Unfortunately, the qualities that had made Successianus an excellent garrison commander in Pityus were obviously not those he needed as Valerian's Chief-of-General Staff: the Roman defence of the East, torn between the need to fend off Shapur in Mesopotamia and Syria and the Scythae in Asia Minor, was generally ineffective. Unable to battle the deadly combination of military defeat and plague, military morale seems to have collapsed. It is supposed that Successianus was with Valerian, still serving him as Praetorian Prefect when Shapur defeated him and took him captive near the city of Osrhoene Edessa in June(?) 260. It is supposed that, like his Emperor, he died in Persian captivity.

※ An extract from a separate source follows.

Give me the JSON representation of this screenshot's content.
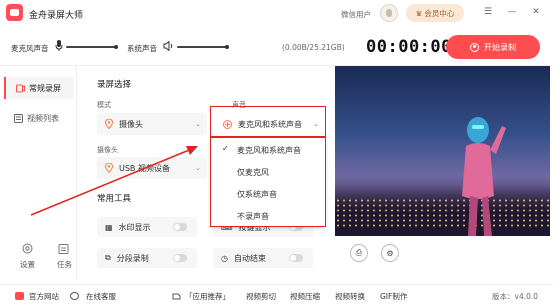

It is impossible to determine whether in Successianus we see a promising officer who had shown sufficient promise to be promoted praepositus of the garrison of an allied city, but was then elevated beyond his capabilities, or a soldier of some competence who was unable to get a grip on the situation that prevailed at the headquarters of the Imperial field-army. Some combination of these possibilities is more than likely.